Pain is a major clinical problem and its alleviation by any method is beneficial to patients and society. The sensation of pain is usually initiated by the activation of peripheral sensory neurons, called nociceptors. Chemical stimuli may sensitize nociceptors resulting in allodynia and/or hyperalgesia whereas their desensitization will result in hypoalgesia or a diminution of pain. Topical applications of capsaicin, the pungent compound in hot pepper, is used clinically to reduce pain arising from arthritis, oral facial pain, and even chronic pain. The mechanism by which pro-inflammatory mediators can sensitize nociceptors is relatively well known. What is not known, and which is the primary topic of this proposal, is how pungent vanilloid receptor activators like capsaicin and its non-pungent analogue, olvanil, can selectively desensitize (or anesthetize) nociceptors in mammalian trigeminal neurons. The interactions between vanilloid receptors and voltage-gated ion channels that cause desensitization in nociceptors are not understood. The mechanisms by which olvanil can depolarize nociceptors without causing excitation is also unknown and is obviously important in developing novel types of anesthetics. Olvanil also activates cannabinoid CB1 receptors, so the endogenous pathways that lead nociceptor desensitization via the dual activation of vanilloid and CB1 receptors will be determined by investigating their effects on voltage-gated sodium (VGSC) and potassium (VGPC) channels. These experiments will determine whether only neurons having vanilloid and or CB1 receptors will be desensitized by capsaicin or olvanil and the intracellular pathways that modulate VGSCs (TTX-s, TTX-r) and VGPCs (IK and IA). Electrophysiological measurements quantifying the efficacy of capsaicin and olvanil to inhibit VGSC and VGPCs will be combined with single cell RT-PCR of the various subunits of VGSC and VGPCs, with IB4 labeling, and with enzyme immunoassay measurements. This information will lead to novel anesthetic mechanisms that involve the reversible desensitization of nociceptors.

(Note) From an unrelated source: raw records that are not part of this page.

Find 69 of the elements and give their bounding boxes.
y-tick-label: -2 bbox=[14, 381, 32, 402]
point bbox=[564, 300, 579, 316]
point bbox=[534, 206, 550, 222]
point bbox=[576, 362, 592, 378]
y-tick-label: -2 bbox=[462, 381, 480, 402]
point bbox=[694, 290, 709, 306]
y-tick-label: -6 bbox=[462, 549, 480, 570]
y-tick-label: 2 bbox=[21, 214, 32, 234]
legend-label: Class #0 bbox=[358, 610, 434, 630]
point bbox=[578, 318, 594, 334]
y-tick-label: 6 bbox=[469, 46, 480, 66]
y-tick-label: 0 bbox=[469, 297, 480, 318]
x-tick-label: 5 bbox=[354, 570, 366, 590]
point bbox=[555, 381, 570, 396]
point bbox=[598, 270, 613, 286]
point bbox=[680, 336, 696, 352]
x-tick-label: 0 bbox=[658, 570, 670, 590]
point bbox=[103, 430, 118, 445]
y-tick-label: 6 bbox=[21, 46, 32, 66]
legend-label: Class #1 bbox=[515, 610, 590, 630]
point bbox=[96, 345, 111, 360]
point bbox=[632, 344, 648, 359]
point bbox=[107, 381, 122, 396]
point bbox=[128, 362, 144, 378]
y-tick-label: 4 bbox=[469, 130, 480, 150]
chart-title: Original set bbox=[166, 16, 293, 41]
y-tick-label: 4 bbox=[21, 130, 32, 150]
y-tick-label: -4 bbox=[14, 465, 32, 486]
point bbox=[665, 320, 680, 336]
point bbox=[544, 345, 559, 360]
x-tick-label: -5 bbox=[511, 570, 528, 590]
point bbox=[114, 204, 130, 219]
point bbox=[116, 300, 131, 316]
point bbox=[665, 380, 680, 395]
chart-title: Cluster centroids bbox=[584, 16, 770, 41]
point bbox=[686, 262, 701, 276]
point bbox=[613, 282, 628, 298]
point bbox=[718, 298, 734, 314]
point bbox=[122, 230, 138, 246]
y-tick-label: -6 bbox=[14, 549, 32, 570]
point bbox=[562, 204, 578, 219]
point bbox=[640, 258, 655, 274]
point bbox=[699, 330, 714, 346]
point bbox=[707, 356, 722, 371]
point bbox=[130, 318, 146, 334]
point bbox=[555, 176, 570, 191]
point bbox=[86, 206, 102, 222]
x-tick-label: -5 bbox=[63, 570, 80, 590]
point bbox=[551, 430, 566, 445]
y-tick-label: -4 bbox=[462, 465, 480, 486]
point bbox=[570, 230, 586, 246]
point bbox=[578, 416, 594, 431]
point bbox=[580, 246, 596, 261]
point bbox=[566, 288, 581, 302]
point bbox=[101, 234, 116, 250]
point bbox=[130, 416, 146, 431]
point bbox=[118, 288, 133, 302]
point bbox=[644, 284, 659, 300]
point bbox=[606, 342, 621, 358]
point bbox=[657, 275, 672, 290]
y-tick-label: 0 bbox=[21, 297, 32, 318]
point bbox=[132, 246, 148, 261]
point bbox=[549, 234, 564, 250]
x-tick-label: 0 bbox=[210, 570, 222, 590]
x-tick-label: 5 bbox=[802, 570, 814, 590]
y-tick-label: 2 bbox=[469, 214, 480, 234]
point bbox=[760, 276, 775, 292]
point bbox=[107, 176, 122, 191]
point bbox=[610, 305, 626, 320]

疼痛是一个重大的临床问题，任何方法缓解疼痛对患者和社会都是有益的。痛感通常由被称为痛觉感受器的外周感觉神经元的激活而开始。化学刺激可以使伤害性感受器变得敏感，导致痛觉过敏和/或痛觉过敏，而化学刺激的减敏则会导致痛觉减退或疼痛减轻。辣椒素是辣椒中的一种辛辣化合物，临床上用于减轻关节炎、口腔面部疼痛，甚至慢性疼痛。促炎介质可以敏化伤害性感受器的机制是相对众所周知的。目前尚不清楚的是，辣椒素及其非刺激性类似物奥凡尼等辛辣的香草素受体激动剂如何选择性地脱敏(或麻醉)哺乳动物三叉神经细胞中的伤害性感受器，这也是这项提议的主要主题。香草素受体和导致伤害性感受器脱敏的电压门控离子通道之间的相互作用尚不清楚。奥伐尼能在不引起兴奋的情况下使伤害性感受器去极化的机制也是未知的，显然对开发新型麻醉药很重要。Olvanil还激活大麻素CB1受体，因此，通过研究它们对电压门控钠(VGSC)和钾(VGPC)通道的影响，将确定通过香草素和CB1受体双重激活导致伤害性感受器脱敏的内源性途径。这些实验将确定是否只有具有香草素和/或CB1受体的神经元才会被辣椒素或奥香尼脱敏，以及调节VGSC的细胞内通路(TTX-S，TTX-r)和VGPC(Ik和IA)。量化辣椒素和奥伐尼抑制VGSC和VGPC有效性的电生理测量将与VGSC和VGPC不同亚基的单细胞RT-PCR、IB4标记和酶免疫分析测量相结合。这些信息将导致新的麻醉机制，包括可逆的伤害性感受器脱敏。